Abs # 46: Effects of nitrogen addition to the canopy at Howland Forest, ME and to the forest floor at Harvard Forest, MA on the foliar physiology and forest productivity.

Presenter:	Minocha, Rakesh , rminocha@hopper.unh.edu
Authors	Minocha, Rakesh  (A)   Hollinger, David  (A)   Long, Stephanie  (A)   Dail, Bryan  (B)   Magill, Alison  (C)   Aber, John D. (C)
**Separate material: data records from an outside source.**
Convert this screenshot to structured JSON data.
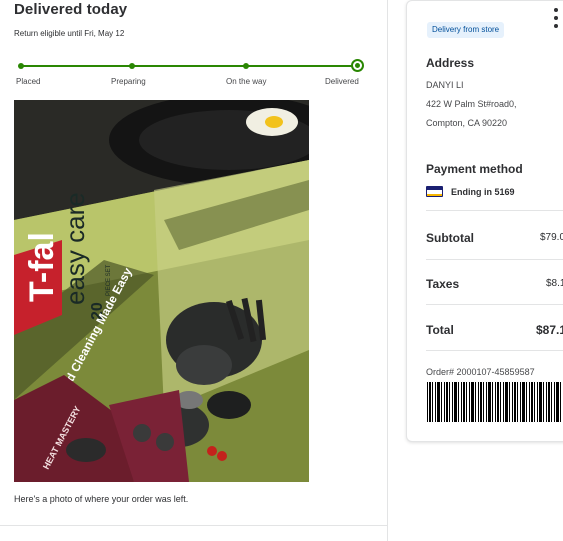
{
  "order_status": {
    "title": "Delivered today",
    "return_note": "Return eligible until Fri, May 12",
    "steps": [
      "Placed",
      "Preparing",
      "On the way",
      "Delivered"
    ],
    "current_step": "Delivered",
    "photo_caption": "Here's a photo of where your order was left.",
    "photo_product": {
      "brand": "T-fal",
      "line": "easy care",
      "piece_count": "20",
      "piece_label": "PIECE SET",
      "tagline": "Cooking and Cleaning Made Easy",
      "badge": "HEAT MASTERY"
    }
  },
  "summary_card": {
    "fulfillment_badge": "Delivery from store",
    "address_heading": "Address",
    "address_name": "DANYI LI",
    "address_line1": "422 W Palm St#road0,",
    "address_line2": "Compton, CA 90220",
    "payment_heading": "Payment method",
    "payment_card": "Ending in 5169",
    "subtotal_label": "Subtotal",
    "subtotal_value": "$79.0",
    "taxes_label": "Taxes",
    "taxes_value": "$8.1",
    "total_label": "Total",
    "total_value": "$87.1",
    "order_number": "Order# 2000107-45859587"
  },
  "icons": [
    "more-vertical-icon",
    "visa-card-icon",
    "barcode-icon"
  ],
  "colors": {
    "progress_green": "#2a8703",
    "badge_bg": "#e6f1fc",
    "badge_text": "#004f9a"
  }
}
Affiliations:	(A): USDA Forest Service, NERS, Durham, NH, USA (B): University of Maine, Department of Plant, Soil, and Environmental Sciences, Orono, ME, USA (C): University of New Hampshire, Complex Systems Research Center, Durham, NH, USA

Atmospheric nitrogen (N) deposition may cause forest decline or enhance its productivity depending on the initial N status of the soil, and the rate and duration of N deposition. Continuous deposition of N can move ecosystems towards nitrogen saturation. Previous studies from our group show a strong correlation between soil nutrient deficiencies and/or chronic N addition and increased foliar free putrescine (an organic polyamine) levels, indicating that foliar putrescine can potentially be used as a marker of general stress in visually healthy trees. Free amino acids, especially arginine, also increased in response to chronic N input. The objective of the present study was to determine changes in foliar physiology (cellular polyamines, amino acids, proteins and chlorophyll levels) at the Howland Experimental Forest following a relatively low level of nitrogen application to canopy (18 Kg N ha ^-1 y^-1) since 2001 and at the Harvard Forest LTER Site where a similar experiment underway since 1989 is adding 50 and 150 Kg N ha^-1 y^-1 of N to the forest floor. We predicted that at the Howland site, the smaller foliar N addition will not exceed the capacity for N uptake by vegetation and may lead to greater C sequestration. This is unlikely to put physiological stress on trees. Our preliminary data for first two years at Howland show no change in the physiology of the needles due to canopy N application. However, significant changes in foliar physiology were observed after 6 years of chronic N addition at Harvard Forest. The long-term goal is to be able to better understand the N deposition levels that elicit a physiological stress response in a forest where N availability is assumed to limit net primary productivity.